Earlier today, the U.S. Food and Drug Administration (FDA) issued a Draft Guidance addressing a topic affecting the entire pharmaceutical industry—Data Integrity. The guidance, entitled Data Integrity and Compliance with CGMP, Guidance for Industry (Draft Guidance), and styled as a series of questions and answers, is the first guidance document FDA has issued specifically concentrating on Data Integrity. While it does not cover every issue companies may face with regard to Data Integrity, it does provide some initial insight into what FDA expects to see during an inspection.
As the pharmaceutical industry knows well by now, ensuring Data Integrity—as a part of current good manufacturing practice (GMP)—in drug development and manufacturing is one of FDA’s top enforcement priorities. And a lack of Data Integrity in applications and GMP records is viewed with the utmost seriousness within FDA. Indeed, at a July 2014 conference on “Understanding cGMPs” held at Hogan Lovells and sponsored by the Food and Drug Law Institute (FDLI), Howard Sklamberg, FDA’s Deputy Commissioner for Global Regulatory Operations and Policy, stated his belief that a lack of Data Integrity is often “just fraud.”
We have repeatedly seen FDA’s heightened focus on Data Integrity during inspections. And during such inspections, FDA is not just looking for actual evidence of data deletion or manipulation. Rather, FDA is spending significant time assessing whether companies have implemented proper controls and oversight to ensure Data Integrity and good documentation practice. This is consistent with FDA’s long-standing position that the Agency does not need to establish that a drug is actually deficient to prevail in a GMP case. Accordingly—in the context of Data Integrity—if a company lacks adequate controls and oversight to ensure Data Integrity, FDA views this as GMP violation, even if FDA has not found any instances of actual data deletion or manipulation.

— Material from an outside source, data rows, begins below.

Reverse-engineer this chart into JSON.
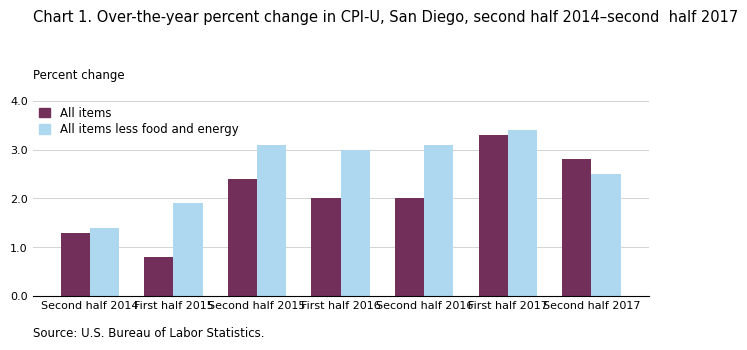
{
  "title": "Chart 1. Over-the-year percent change in CPI-U, San Diego, second half 2014–second  half 2017",
  "ylabel": "Percent change",
  "source": "Source: U.S. Bureau of Labor Statistics.",
  "categories": [
    "Second half 2014",
    "First half 2015",
    "Second half 2015",
    "First half 2016",
    "Second half 2016",
    "First half 2017",
    "Second half 2017"
  ],
  "all_items": [
    1.3,
    0.8,
    2.4,
    2.0,
    2.0,
    3.3,
    2.8
  ],
  "all_items_less": [
    1.4,
    1.9,
    3.1,
    3.0,
    3.1,
    3.4,
    2.5
  ],
  "color_all_items": "#722F5A",
  "color_all_items_less": "#ADD8F0",
  "ylim": [
    0,
    4.0
  ],
  "yticks": [
    0.0,
    1.0,
    2.0,
    3.0,
    4.0
  ],
  "bar_width": 0.35,
  "legend_all_items": "All items",
  "legend_all_items_less": "All items less food and energy",
  "title_fontsize": 10.5,
  "label_fontsize": 8.5,
  "tick_fontsize": 8.0
}
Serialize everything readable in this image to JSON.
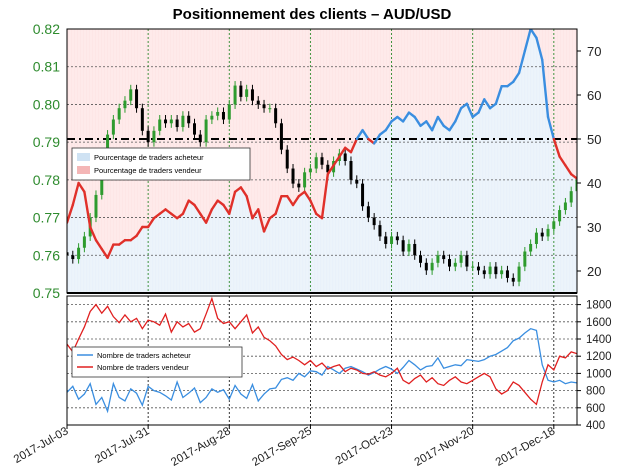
{
  "chart_data": [
    {
      "type": "line",
      "panel": "upper",
      "title": "Positionnement des clients – AUD/USD",
      "left_axis": {
        "ylim": [
          0.75,
          0.82
        ],
        "ticks": [
          "0.75",
          "0.76",
          "0.77",
          "0.78",
          "0.79",
          "0.80",
          "0.81",
          "0.82"
        ],
        "color": "#2e8b2e"
      },
      "right_axis": {
        "ylim": [
          15,
          75
        ],
        "ticks": [
          "20",
          "30",
          "40",
          "50",
          "60",
          "70"
        ]
      },
      "x_ticks": [
        "2017-Jul-03",
        "2017-Jul-31",
        "2017-Aug-28",
        "2017-Sep-25",
        "2017-Oct-23",
        "2017-Nov-20",
        "2017-Dec-18"
      ],
      "x_range_days": [
        0,
        176
      ],
      "reference_line": 50,
      "grid": true,
      "legend": {
        "placement": "center-left",
        "entries": [
          {
            "label": "Pourcentage de traders acheteur",
            "color": "#cfe2f3"
          },
          {
            "label": "Pourcentage de traders vendeur",
            "color": "#f4b6b6"
          }
        ]
      },
      "series": [
        {
          "role": "pct_long",
          "x_days": [
            0,
            2,
            4,
            6,
            8,
            10,
            12,
            14,
            16,
            18,
            20,
            22,
            24,
            26,
            28,
            30,
            32,
            34,
            36,
            38,
            40,
            42,
            44,
            46,
            48,
            50,
            52,
            54,
            56,
            58,
            60,
            62,
            64,
            66,
            68,
            70,
            72,
            74,
            76,
            78,
            80,
            82,
            84,
            86,
            88,
            90,
            92,
            94,
            96,
            98,
            100,
            102,
            104,
            106,
            108,
            110,
            112,
            114,
            116,
            118,
            120,
            122,
            124,
            126,
            128,
            130,
            132,
            134,
            136,
            138,
            140,
            142,
            144,
            146,
            148,
            150,
            152,
            154,
            156,
            158,
            160,
            162,
            164,
            166,
            168,
            170,
            172,
            174,
            176
          ],
          "values": [
            31,
            35,
            40,
            38,
            30,
            27,
            25,
            23,
            26,
            26,
            27,
            27,
            28,
            30,
            30,
            32,
            33,
            34,
            33,
            32,
            33,
            36,
            35,
            33,
            31,
            34,
            36,
            35,
            33,
            38,
            39,
            37,
            32,
            34,
            29,
            32,
            33,
            37,
            37,
            35,
            37,
            38,
            36,
            33,
            32,
            42,
            44,
            46,
            48,
            47,
            50,
            52,
            50,
            49,
            51,
            52,
            54,
            55,
            54,
            56,
            55,
            53,
            54,
            52,
            55,
            53,
            52,
            54,
            57,
            58,
            55,
            56,
            59,
            57,
            58,
            62,
            62,
            63,
            65,
            70,
            75,
            73,
            68,
            55,
            50,
            46,
            44,
            42,
            41
          ]
        }
      ],
      "price_candles": {
        "description": "daily AUD/USD candles",
        "x_days": [
          0,
          2,
          4,
          6,
          8,
          10,
          12,
          14,
          16,
          18,
          20,
          22,
          24,
          26,
          28,
          30,
          32,
          34,
          36,
          38,
          40,
          42,
          44,
          46,
          48,
          50,
          52,
          54,
          56,
          58,
          60,
          62,
          64,
          66,
          68,
          70,
          72,
          74,
          76,
          78,
          80,
          82,
          84,
          86,
          88,
          90,
          92,
          94,
          96,
          98,
          100,
          102,
          104,
          106,
          108,
          110,
          112,
          114,
          116,
          118,
          120,
          122,
          124,
          126,
          128,
          130,
          132,
          134,
          136,
          138,
          140,
          142,
          144,
          146,
          148,
          150,
          152,
          154,
          156,
          158,
          160,
          162,
          164,
          166,
          168,
          170,
          172,
          174,
          176
        ],
        "close": [
          0.76,
          0.759,
          0.762,
          0.765,
          0.77,
          0.776,
          0.785,
          0.792,
          0.796,
          0.799,
          0.801,
          0.804,
          0.799,
          0.793,
          0.79,
          0.793,
          0.796,
          0.795,
          0.796,
          0.794,
          0.797,
          0.795,
          0.792,
          0.79,
          0.796,
          0.797,
          0.798,
          0.796,
          0.8,
          0.805,
          0.802,
          0.804,
          0.801,
          0.8,
          0.799,
          0.799,
          0.795,
          0.788,
          0.783,
          0.779,
          0.778,
          0.782,
          0.783,
          0.786,
          0.784,
          0.782,
          0.785,
          0.787,
          0.785,
          0.78,
          0.779,
          0.773,
          0.77,
          0.768,
          0.765,
          0.763,
          0.765,
          0.764,
          0.761,
          0.763,
          0.76,
          0.758,
          0.756,
          0.758,
          0.76,
          0.759,
          0.757,
          0.758,
          0.76,
          0.757,
          0.757,
          0.756,
          0.755,
          0.757,
          0.755,
          0.756,
          0.754,
          0.753,
          0.757,
          0.761,
          0.763,
          0.766,
          0.765,
          0.767,
          0.769,
          0.772,
          0.774,
          0.777,
          0.78
        ]
      }
    },
    {
      "type": "line",
      "panel": "lower",
      "right_axis": {
        "ylim": [
          400,
          1900
        ],
        "ticks": [
          "400",
          "600",
          "800",
          "1000",
          "1200",
          "1400",
          "1600",
          "1800"
        ]
      },
      "x_range_days": [
        0,
        176
      ],
      "grid": true,
      "legend": {
        "placement": "center-left",
        "entries": [
          {
            "label": "Nombre de traders acheteur",
            "color": "#3a8ee0"
          },
          {
            "label": "Nombre de traders vendeur",
            "color": "#e02020"
          }
        ]
      },
      "series": [
        {
          "name": "Nombre de traders acheteur",
          "color": "#3a8ee0",
          "x_days": [
            0,
            2,
            4,
            6,
            8,
            10,
            12,
            14,
            16,
            18,
            20,
            22,
            24,
            26,
            28,
            30,
            32,
            34,
            36,
            38,
            40,
            42,
            44,
            46,
            48,
            50,
            52,
            54,
            56,
            58,
            60,
            62,
            64,
            66,
            68,
            70,
            72,
            74,
            76,
            78,
            80,
            82,
            84,
            86,
            88,
            90,
            92,
            94,
            96,
            98,
            100,
            102,
            104,
            106,
            108,
            110,
            112,
            114,
            116,
            118,
            120,
            122,
            124,
            126,
            128,
            130,
            132,
            134,
            136,
            138,
            140,
            142,
            144,
            146,
            148,
            150,
            152,
            154,
            156,
            158,
            160,
            162,
            164,
            166,
            168,
            170,
            172,
            174,
            176
          ],
          "values": [
            780,
            850,
            700,
            760,
            880,
            640,
            720,
            560,
            880,
            720,
            680,
            820,
            770,
            630,
            850,
            800,
            780,
            740,
            690,
            900,
            720,
            770,
            830,
            660,
            720,
            820,
            780,
            810,
            700,
            860,
            760,
            710,
            870,
            680,
            760,
            820,
            830,
            930,
            950,
            920,
            1000,
            960,
            1030,
            1020,
            980,
            1080,
            1040,
            1000,
            1060,
            1080,
            1050,
            1020,
            980,
            1010,
            1050,
            1080,
            1050,
            1000,
            1070,
            1150,
            1100,
            1040,
            1080,
            1090,
            1180,
            1060,
            1080,
            1100,
            1090,
            1160,
            1150,
            1140,
            1160,
            1200,
            1220,
            1260,
            1300,
            1380,
            1410,
            1470,
            1520,
            1500,
            1100,
            920,
            900,
            920,
            880,
            900,
            890
          ]
        },
        {
          "name": "Nombre de traders vendeur",
          "color": "#e02020",
          "x_days": [
            0,
            2,
            4,
            6,
            8,
            10,
            12,
            14,
            16,
            18,
            20,
            22,
            24,
            26,
            28,
            30,
            32,
            34,
            36,
            38,
            40,
            42,
            44,
            46,
            48,
            50,
            52,
            54,
            56,
            58,
            60,
            62,
            64,
            66,
            68,
            70,
            72,
            74,
            76,
            78,
            80,
            82,
            84,
            86,
            88,
            90,
            92,
            94,
            96,
            98,
            100,
            102,
            104,
            106,
            108,
            110,
            112,
            114,
            116,
            118,
            120,
            122,
            124,
            126,
            128,
            130,
            132,
            134,
            136,
            138,
            140,
            142,
            144,
            146,
            148,
            150,
            152,
            154,
            156,
            158,
            160,
            162,
            164,
            166,
            168,
            170,
            172,
            174,
            176
          ],
          "values": [
            1340,
            1250,
            1400,
            1540,
            1720,
            1800,
            1700,
            1780,
            1660,
            1590,
            1680,
            1600,
            1640,
            1520,
            1620,
            1600,
            1560,
            1690,
            1480,
            1600,
            1540,
            1580,
            1480,
            1520,
            1690,
            1870,
            1640,
            1580,
            1600,
            1520,
            1600,
            1680,
            1470,
            1540,
            1420,
            1380,
            1320,
            1220,
            1160,
            1190,
            1150,
            1100,
            1150,
            1080,
            1120,
            1050,
            1080,
            1100,
            1020,
            1060,
            1040,
            1000,
            990,
            1020,
            980,
            960,
            1000,
            1060,
            920,
            880,
            940,
            980,
            900,
            950,
            880,
            860,
            920,
            960,
            900,
            880,
            920,
            960,
            1000,
            960,
            820,
            760,
            800,
            900,
            860,
            780,
            700,
            640,
            900,
            1100,
            1040,
            1200,
            1180,
            1250,
            1230
          ]
        }
      ]
    }
  ]
}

And this is precisely what the Draft Guidance focuses on—FDA’s expectations for Data Integrity controls and oversight. The areas FDA highlights include:
- ALCOA. Companies should establish Data Integrity controls to ensure that data areAttributable, Legible, Contemporaneously recorded, Original or a true copy, and Accurate. Draft Guidance at 2. Among other things, this means that data must be documented and saved at the time of performance. Draft Guidance at 8. For example, chromatograms should be sent to long-term storage upon run completion instead of at the end of the day’s runs, and analysts should not record information on one piece of paper and later transcribe it to a controlled lab notebook. Id.

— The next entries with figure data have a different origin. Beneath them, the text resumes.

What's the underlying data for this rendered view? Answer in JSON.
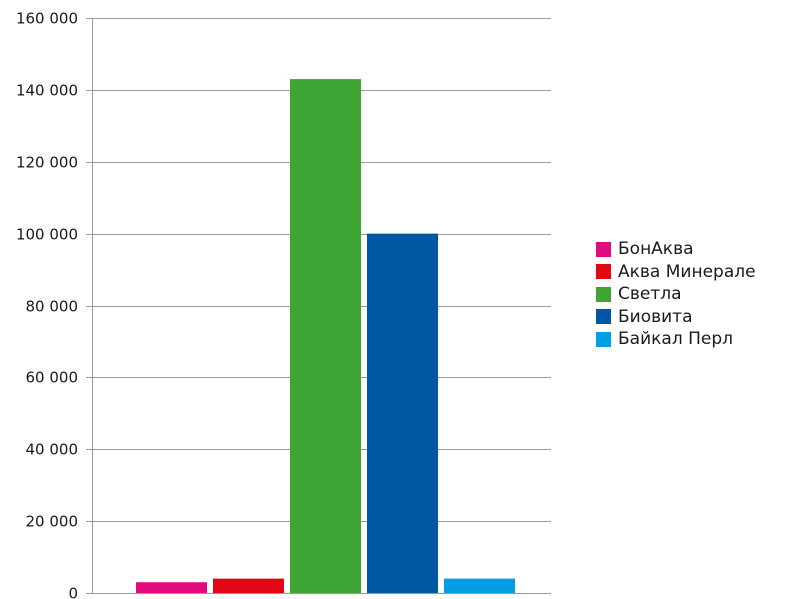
{
  "chart_data": {
    "type": "bar",
    "title": "",
    "xlabel": "",
    "ylabel": "",
    "ylim": [
      0,
      160000
    ],
    "yticks": [
      0,
      20000,
      40000,
      60000,
      80000,
      100000,
      120000,
      140000,
      160000
    ],
    "ytick_labels": [
      "0",
      "20 000",
      "40 000",
      "60 000",
      "80 000",
      "100 000",
      "120 000",
      "140 000",
      "160 000"
    ],
    "grid": true,
    "legend_position": "right",
    "series": [
      {
        "name": "БонАква",
        "value": 3000,
        "color": "#e5097f"
      },
      {
        "name": "Аква Минерале",
        "value": 4000,
        "color": "#e30613"
      },
      {
        "name": "Светла",
        "value": 143000,
        "color": "#3fa535"
      },
      {
        "name": "Биовита",
        "value": 100000,
        "color": "#0057a4"
      },
      {
        "name": "Байкал Перл",
        "value": 4000,
        "color": "#009fe3"
      }
    ]
  }
}
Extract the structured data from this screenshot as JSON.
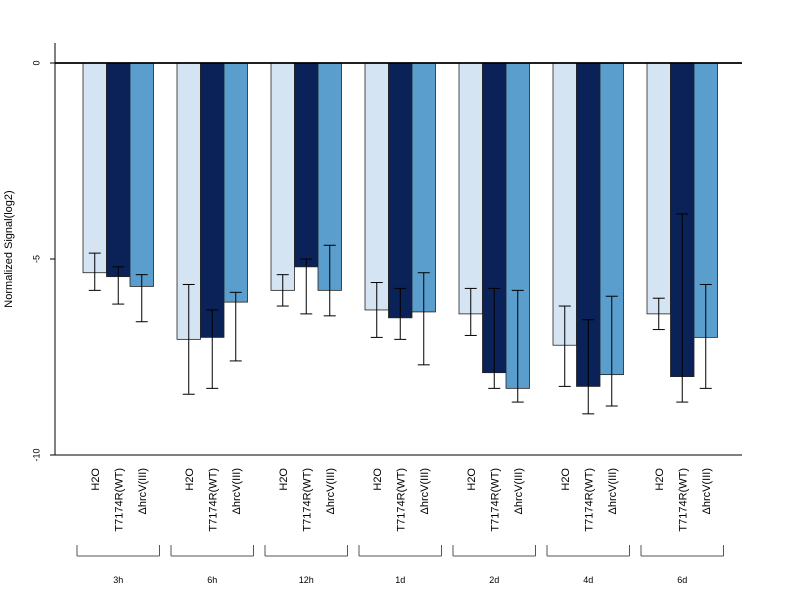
{
  "chart_data": {
    "type": "bar",
    "title": "",
    "xlabel": "",
    "ylabel": "Normalized Signal(log2)",
    "ylim": [
      -10,
      0.5
    ],
    "yticks": [
      0,
      -5,
      -10
    ],
    "groups": [
      "3h",
      "6h",
      "12h",
      "1d",
      "2d",
      "4d",
      "6d"
    ],
    "series": [
      {
        "name": "H2O",
        "color": "#d5e4f3",
        "values": [
          -5.35,
          -7.05,
          -5.8,
          -6.3,
          -6.4,
          -7.2,
          -6.4
        ],
        "err_low": [
          -5.8,
          -8.45,
          -6.2,
          -7.0,
          -6.95,
          -8.25,
          -6.8
        ],
        "err_high": [
          -4.85,
          -5.65,
          -5.4,
          -5.6,
          -5.75,
          -6.2,
          -6.0
        ]
      },
      {
        "name": "T7174R(WT)",
        "color": "#0b2258",
        "values": [
          -5.45,
          -7.0,
          -5.2,
          -6.5,
          -7.9,
          -8.25,
          -8.0
        ],
        "err_low": [
          -6.15,
          -8.3,
          -6.4,
          -7.05,
          -8.3,
          -8.95,
          -8.65
        ],
        "err_high": [
          -5.2,
          -6.3,
          -5.0,
          -5.75,
          -5.75,
          -6.55,
          -3.85
        ]
      },
      {
        "name": "ΔhrcV(III)",
        "color": "#5a9ecd",
        "values": [
          -5.7,
          -6.1,
          -5.8,
          -6.35,
          -8.3,
          -7.95,
          -7.0
        ],
        "err_low": [
          -6.6,
          -7.6,
          -6.45,
          -7.7,
          -8.65,
          -8.75,
          -8.3
        ],
        "err_high": [
          -5.4,
          -5.85,
          -4.65,
          -5.35,
          -5.8,
          -5.95,
          -5.65
        ]
      }
    ],
    "grid": false,
    "legend": "none"
  }
}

- Metadata and Audit Tails. Metadata—i.e., the contextual information required to understand data, such as date/time stamp and user ID of the person who conducted the test that generated the data—should be maintained throughout a record’s retention period. Draft Guidance at 3. Notably, FDA’s draft guidance states that metadata could include audit trails, meaning that FDA expects companies to also maintain audit trails throughout a record’s retention period. Id.
- Audit Trail Review Function. In many cases, FDA has identified Data Integrity issues—e.g., trial injections, deletion of certain injections, or deletion of entire injection sequences—by reviewing electronic audit trails during inspections. Thus, FDA recommends that companies’ quality units also review audit trails, especially audit trails that capture changes to critical data. Draft Guidance at 6 – 7. The draft guidance states that such audit trails should be reviewed with each record and before the final approval of the record. Id.

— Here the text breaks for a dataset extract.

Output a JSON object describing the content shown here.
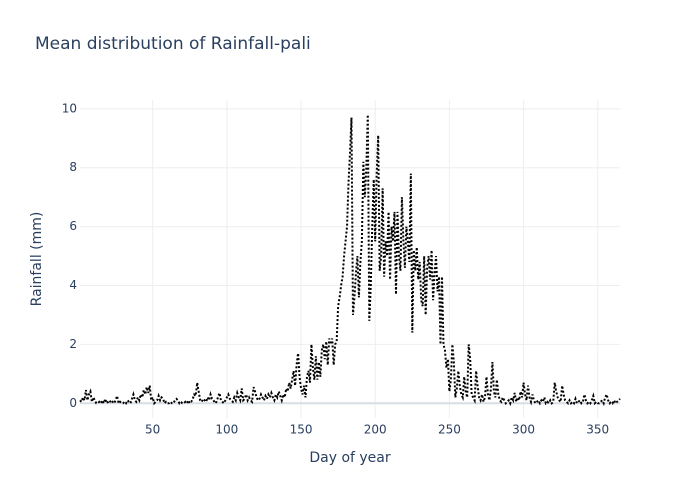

- Computer System Controls/Limiting Administrator Privileges. FDA also recommends that companies implement computer system access controls. For example, the system administrator role, including any rights to alter files or settings, should be assigned to personnel independent from the individuals responsible for the record content. Draft Guidance at 5. This means that, in FDA’s view, laboratory personnel, even laboratory supervisors, should not have administrator privileges on laboratory computer systems. And no employee should share a login account with any other employee. Draft Guidance at 6. Similarly, employees should not share account login information with each other.
- Test/Prep Runs. The Draft Guidance memorializes FDA’s position, expressed in numerous 483s and warning letters, that actual samples should never be used in test, prep, or equilibration runs unless permitted by a written procedure and the sample is from a batch different from the one being tested. Draft Guidance at 9. Companies should establish controls that clearly prohibit employees from using actual samples to perform analyses, and, through quality oversight, ensure that such controls are being followed.
- Addressing Data Integrity Deficiencies. To address data integrity issues during inspections or in warning letters, FDA recommends that companies hire third-party auditors, perform a comprehensive review to determine the scope of the problem, and remove the individuals responsible for the data integrity deficiencies. Draft Guidance at 10. FDA also recommends that companies implement global corrective action plans. Id. This underscores FDA’s belief that Data Integrity issues are often indicative of a weak quality culture.
- Self-Identification and Reporting. FDA encourages individuals to report suspected data integrity issues to the Agency. Id.
The message is clear—FDA takes Data Integrity and good documentation practice very seriously, and companies must be proactive in ensuring that adequate Data Integrity controls and oversight are implemented prior to an FDA inspection. This Draft Guidance provides some initial insights into FDA’s expectations, and what companies can do to meet them.